Co miesiąc 270 zł w kieszeni dzięki zamianie "starego" kredytu na nowy

Systematyczny spadek marż kredytowych, z jakim mamy do czynienia w ostatnich dwóch latach, powoduje, że opłacalna stała się zamiana niektórych kredytów mieszkaniowych zaciągniętych po 2008 roku. Biorąc nowy kredyt na spłatę starego można obniżyć ratę średnio o 272 zł - wynika z szacunków Home Broker.

Średnie marże dla nowych kredytów w złotych są dziś co prawda wyższe niż w dołku przypadającym na przełom 2007 i 2008 r., ale koszt kredytu wyraźnie spadł w stosunku do ostatniego kryzysu. Obliczenia oparte na danych NBP o parametrach spłacanych obecnie kredytów wskazują, że w najgorszej sytuacji są osoby, które zadłużyły się między styczniem 2009 r. a sierpniem 2010 r. W tamtym okresie banki bardzo zaostrzyły warunki kredytowania. Dotyczyło to nie tylko marż, ale też wymaganego wkładu własnego czy minimalnego dochodu. W szczytowym momencie średni poziom marży przekroczył 3 proc. (sierpień i wrzesień 2009 r.).

Reklama

Statystki NBP dotyczące oprocentowania nowo udzielonych kredytów kończą się na czerwcu br. i wskazują, że przeciętny poziom marż wynosił wówczas 2 proc. To średnia dla całego rynku. Według danych Home Broker dla konkretnych założeń (kredyt na 300 tys. zł, 30 lat spłaty, LTV* 75 proc.; kredytobiorca ma w tym samym banku rachunek ROR i kartę kredytową) przeciętna marża wynosiła w czerwcu 1,29 proc., w lipcu minimalnie spadła (1,2 proc.), a w sierpniu wróciła do poziomu 1,29 proc. Przeciętne oprocentowanie nowych kredytów wynosi z kolei 5,95 proc.

Spadek marż po kryzysie

Uwzględniając te warunki sprawdziliśmy, jakie korzyści mogłaby przynieść zamiana (refinansowanie) kredytu zaciągnięto po 2008 roku na nowy. W pierwszym kroku oszacowaliśmy wysokość miesięcznej raty kredytu zaciągniętego w poszczególnych miesiącach w okresie od stycznia 2009 roku do sierpnia 2010. Według danych Home Broker, od sierpnia 2010 roku marże dla zadanego przykładu zeszły poniżej 2 proc. i systematycznie kierują się w stronę 1 proc.

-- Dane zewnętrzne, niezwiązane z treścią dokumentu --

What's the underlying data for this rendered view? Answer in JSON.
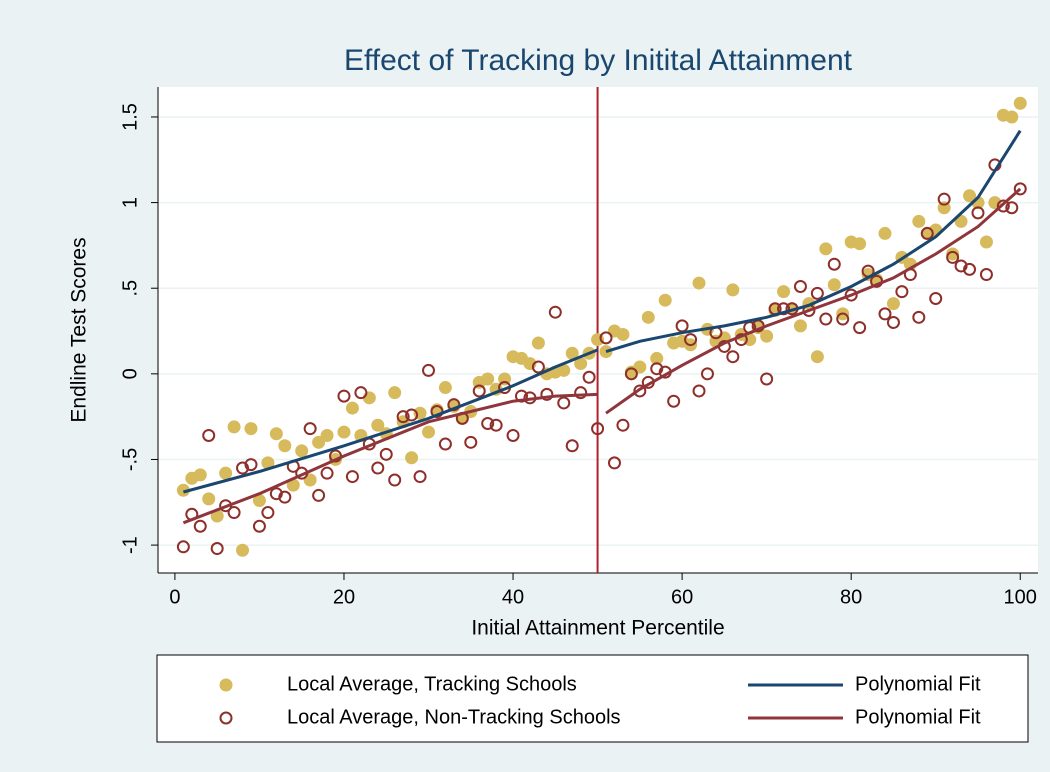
{
  "chart_data": {
    "type": "scatter",
    "title": "Effect of Tracking by Initital Attainment",
    "x_label": "Initial Attainment Percentile",
    "y_label": "Endline Test Scores",
    "xlim": [
      -2,
      102.1
    ],
    "ylim": [
      -1.163,
      1.675
    ],
    "xticks": [
      0,
      20,
      40,
      60,
      80,
      100
    ],
    "yticks": [
      -1,
      {
        "value": -0.5,
        "label": "-.5"
      },
      0,
      {
        "value": 0.5,
        "label": ".5"
      },
      1,
      1.5
    ],
    "grid": true,
    "xline": 50,
    "xline_color": "#b0222b",
    "legend": "bottom",
    "x": [
      1,
      2,
      3,
      4,
      5,
      6,
      7,
      8,
      9,
      10,
      11,
      12,
      13,
      14,
      15,
      16,
      17,
      18,
      19,
      20,
      21,
      22,
      23,
      24,
      25,
      26,
      27,
      28,
      29,
      30,
      31,
      32,
      33,
      34,
      35,
      36,
      37,
      38,
      39,
      40,
      41,
      42,
      43,
      44,
      45,
      46,
      47,
      48,
      49,
      50,
      51,
      52,
      53,
      54,
      55,
      56,
      57,
      58,
      59,
      60,
      61,
      62,
      63,
      64,
      65,
      66,
      67,
      68,
      69,
      70,
      71,
      72,
      73,
      74,
      75,
      76,
      77,
      78,
      79,
      80,
      81,
      82,
      83,
      84,
      85,
      86,
      87,
      88,
      89,
      90,
      91,
      92,
      93,
      94,
      95,
      96,
      97,
      98,
      99,
      100
    ],
    "series": [
      {
        "name": "Local Average, Tracking Schools",
        "color": "#d6ba5c",
        "marker": "filled",
        "values": [
          -0.68,
          -0.61,
          -0.59,
          -0.73,
          -0.83,
          -0.58,
          -0.31,
          -1.03,
          -0.32,
          -0.74,
          -0.52,
          -0.35,
          -0.42,
          -0.65,
          -0.45,
          -0.62,
          -0.4,
          -0.36,
          -0.5,
          -0.34,
          -0.2,
          -0.36,
          -0.14,
          -0.3,
          -0.35,
          -0.11,
          -0.28,
          -0.49,
          -0.23,
          -0.34,
          -0.21,
          -0.08,
          -0.19,
          -0.26,
          -0.22,
          -0.05,
          -0.03,
          -0.09,
          -0.03,
          0.1,
          0.09,
          0.06,
          0.18,
          0.0,
          0.01,
          0.02,
          0.12,
          0.06,
          0.12,
          0.2,
          0.13,
          0.25,
          0.23,
          0.01,
          0.04,
          0.33,
          0.09,
          0.43,
          0.18,
          0.19,
          0.17,
          0.53,
          0.26,
          0.19,
          0.21,
          0.49,
          0.23,
          0.2,
          0.27,
          0.22,
          0.37,
          0.48,
          0.38,
          0.28,
          0.41,
          0.1,
          0.73,
          0.52,
          0.35,
          0.77,
          0.76,
          0.58,
          0.55,
          0.82,
          0.41,
          0.68,
          0.64,
          0.89,
          0.82,
          0.84,
          0.97,
          0.7,
          0.89,
          1.04,
          1.0,
          0.77,
          1.0,
          1.51,
          1.5,
          1.58
        ]
      },
      {
        "name": "Local Average, Non-Tracking Schools",
        "color": "#8e2f2a",
        "marker": "hollow",
        "values": [
          -1.01,
          -0.82,
          -0.89,
          -0.36,
          -1.02,
          -0.77,
          -0.81,
          -0.55,
          -0.53,
          -0.89,
          -0.81,
          -0.7,
          -0.72,
          -0.54,
          -0.58,
          -0.32,
          -0.71,
          -0.58,
          -0.48,
          -0.13,
          -0.6,
          -0.11,
          -0.41,
          -0.55,
          -0.47,
          -0.62,
          -0.25,
          -0.24,
          -0.6,
          0.02,
          -0.22,
          -0.41,
          -0.18,
          -0.26,
          -0.4,
          -0.1,
          -0.29,
          -0.3,
          -0.08,
          -0.36,
          -0.13,
          -0.14,
          0.04,
          -0.12,
          0.36,
          -0.17,
          -0.42,
          -0.11,
          -0.02,
          -0.32,
          0.21,
          -0.52,
          -0.3,
          0.0,
          -0.1,
          -0.05,
          0.03,
          0.01,
          -0.16,
          0.28,
          0.2,
          -0.1,
          0.0,
          0.24,
          0.16,
          0.1,
          0.2,
          0.27,
          0.28,
          -0.03,
          0.38,
          0.38,
          0.38,
          0.51,
          0.37,
          0.47,
          0.32,
          0.64,
          0.32,
          0.46,
          0.27,
          0.6,
          0.54,
          0.35,
          0.3,
          0.48,
          0.58,
          0.33,
          0.82,
          0.44,
          1.02,
          0.68,
          0.63,
          0.61,
          0.94,
          0.58,
          1.22,
          0.98,
          0.97,
          1.08
        ]
      },
      {
        "name": "Polynomial Fit",
        "color": "#1a476f",
        "marker": "line",
        "x": [
          1,
          10,
          20,
          30,
          40,
          45,
          50,
          null,
          51,
          55,
          60,
          65,
          70,
          75,
          80,
          85,
          90,
          95,
          100
        ],
        "values": [
          -0.69,
          -0.57,
          -0.42,
          -0.26,
          -0.07,
          0.04,
          0.14,
          null,
          0.13,
          0.19,
          0.24,
          0.28,
          0.33,
          0.4,
          0.51,
          0.64,
          0.8,
          1.03,
          1.42
        ]
      },
      {
        "name": "Polynomial Fit",
        "color": "#90353b",
        "marker": "line",
        "x": [
          1,
          10,
          20,
          30,
          40,
          45,
          50,
          null,
          51,
          55,
          60,
          65,
          70,
          75,
          80,
          85,
          90,
          95,
          100
        ],
        "values": [
          -0.87,
          -0.7,
          -0.48,
          -0.28,
          -0.16,
          -0.13,
          -0.12,
          null,
          -0.23,
          -0.09,
          0.05,
          0.18,
          0.28,
          0.37,
          0.46,
          0.56,
          0.7,
          0.86,
          1.08
        ]
      }
    ]
  }
}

Bardzo ważne są przyjęte przez nas założenia, bo z nich wynikają późniejsze wnioski:

  • w każdym przypadku licząc ratę "starego" kredytu przyjęliśmy, że jest on oprocentowany na poziomie średnia marża (oszacowana na podstawie danych NBP) plus obecny WIBOR 3-miesięczny (4,73 proc.)
  • dla uproszczenia przyjęliśmy, że w każdym przypadku kredytobiorca ma jeszcze do spłaty dokładnie 300 tys. zł i 360 rat

Przeciętna rata dla kredytów zaciągniętych w okresie od stycznia 2009 r. do czerwca 2010 r. wynosi dla przyjętych założeń 2104. Maksymalny poziom w badanym okresie to 2208 zł (kredyt zaciągnięty w we wrześniu 2009 r.).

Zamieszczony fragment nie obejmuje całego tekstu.